Avec la politique d'austérité de Milei, plus d'un Argentin sur deux vit désormais dans la pauvreté
Sur une population de près de 47 millions d'Argentins, 52,9% vivaient sous le seuil de pauvreté sur les six premiers mois de l'année, contre 41,7% au second semestre 2023, selon les chiffres de l'Institut national de statistiques (Indec), les premiers couvrant la présidence Milei.
Selon l'Indec, un "pauvre" en Argentine début 2024 disposait de moins de 237'000 pesos (près de 240 dollars). L'indigence, ou extrême pauvreté, sous le seuil d'un panier alimentaire de 107'000 pesos (109 dollars) a elle aussi fortement augmenté: 18,1% de la population. Un saut de plus de 6 points.
L'enquête semestrielle de l'Indec sur la pauvreté est une extrapolation, appliquée à la population totale, sur la base d'un échantillon statistique de 31 centres urbains.
Forte récession
Javier Milei mène depuis neuf mois une politique d'austérité drastique, qui a vu en particulier une dévaluation brutale du peso de 54% fin 2023, et un assèchement de la dépense publique, au nom de l'objectif "zéro déficit" budgétaire.

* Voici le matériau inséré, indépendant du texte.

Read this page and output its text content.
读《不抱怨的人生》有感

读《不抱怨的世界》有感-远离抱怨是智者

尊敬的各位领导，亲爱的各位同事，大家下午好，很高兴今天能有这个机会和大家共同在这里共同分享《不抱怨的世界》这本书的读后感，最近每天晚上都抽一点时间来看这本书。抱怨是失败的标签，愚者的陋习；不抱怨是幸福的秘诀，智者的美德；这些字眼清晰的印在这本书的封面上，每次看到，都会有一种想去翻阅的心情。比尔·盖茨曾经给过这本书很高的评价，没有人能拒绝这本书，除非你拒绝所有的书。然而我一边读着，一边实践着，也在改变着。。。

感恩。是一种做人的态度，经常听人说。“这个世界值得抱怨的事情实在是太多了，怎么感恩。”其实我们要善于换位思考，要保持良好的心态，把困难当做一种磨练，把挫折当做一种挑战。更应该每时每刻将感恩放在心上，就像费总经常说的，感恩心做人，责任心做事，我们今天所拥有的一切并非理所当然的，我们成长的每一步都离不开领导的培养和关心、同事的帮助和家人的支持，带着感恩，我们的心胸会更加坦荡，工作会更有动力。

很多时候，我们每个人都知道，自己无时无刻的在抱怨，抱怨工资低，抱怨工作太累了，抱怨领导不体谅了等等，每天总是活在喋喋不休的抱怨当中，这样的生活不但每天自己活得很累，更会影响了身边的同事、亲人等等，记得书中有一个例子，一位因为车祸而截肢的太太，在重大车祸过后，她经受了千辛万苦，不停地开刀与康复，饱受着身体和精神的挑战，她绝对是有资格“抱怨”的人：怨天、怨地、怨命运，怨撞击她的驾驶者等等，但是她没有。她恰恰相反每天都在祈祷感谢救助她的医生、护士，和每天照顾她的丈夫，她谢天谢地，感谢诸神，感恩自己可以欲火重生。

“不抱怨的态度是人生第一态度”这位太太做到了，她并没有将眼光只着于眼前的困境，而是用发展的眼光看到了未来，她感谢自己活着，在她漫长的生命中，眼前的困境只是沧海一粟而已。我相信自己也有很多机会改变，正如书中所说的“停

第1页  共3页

Cette thérapie "de choc" a entraîné une décélération marquée de l'inflation, ramenée à autour de 4% mensuels (contre 17% en moyenne par mois en 2023) et des équilibres budgétaires mensuels successifs, sans précédent depuis 15 ans.
Mais elle a aussi conduit à une forte récession (-3,5% prévus à fin 2024), une baisse d'activité et des milliers de pertes d'emploi: le chômage est passé en un an de 6,2% à 7,7%. Un chiffre qui ne dit rien, pourtant de l'impact sur l'énorme secteur informel (qui représente plus de 45% de l'emploi total).
Tendance lourde
Hormis quelques semestres faisant exception, la tendance lourde en Argentine est à la hausse de la pauvreté depuis 2017, quels que soient les gouvernements: du libéral Mauricio Macri (2015-2017) ou du péroniste Alberto Fernandez (2019-2023).
Mais elle n'avait jamais atteint 50% depuis une vingtaine d'années, quand la troisième économie d'Amérique latine se remettait à peine de sa "Grande crise" traumatique - et émaillée de violences - de 2001.
Le porte-parole de la présidence a évoqué "la dure réalité" et les "bombes à désactiver" laissées par le gouvernement péroniste. "Personne n'a jamais dit que ce serait simple, que l'activité ne souffrirait pas".
Populations les plus fragiles
"Cette politique d'austérité touche surtout les populations les plus fragiles, comme les retraités", rappelle dans l'émission Forum Margarita Gingins, spécialiste de l’Amérique latine.
"On supprime par exemple toutes les aides au remboursement des médicaments, ce qui péjore énormément la vie des retraités. Cela représente beaucoup de monde et ce sont des gens qui n'ont pas de quoi rebondir. Les travailleurs ont, eux, perdu des subsides aux transports", regrette la binationale argentine et suissesse.
Margarita Gingins estime que Javier Milei n'est pas responsable de la situation économique du pays. En revanche, "je pense qu'il doit donner une réponse à la situation sociale. On ne peut pas gouverner un pays avec seulement un projet économique. Sa responsabilité, c'est de ne pas avoir mis en place un filet social pour accompagner la population."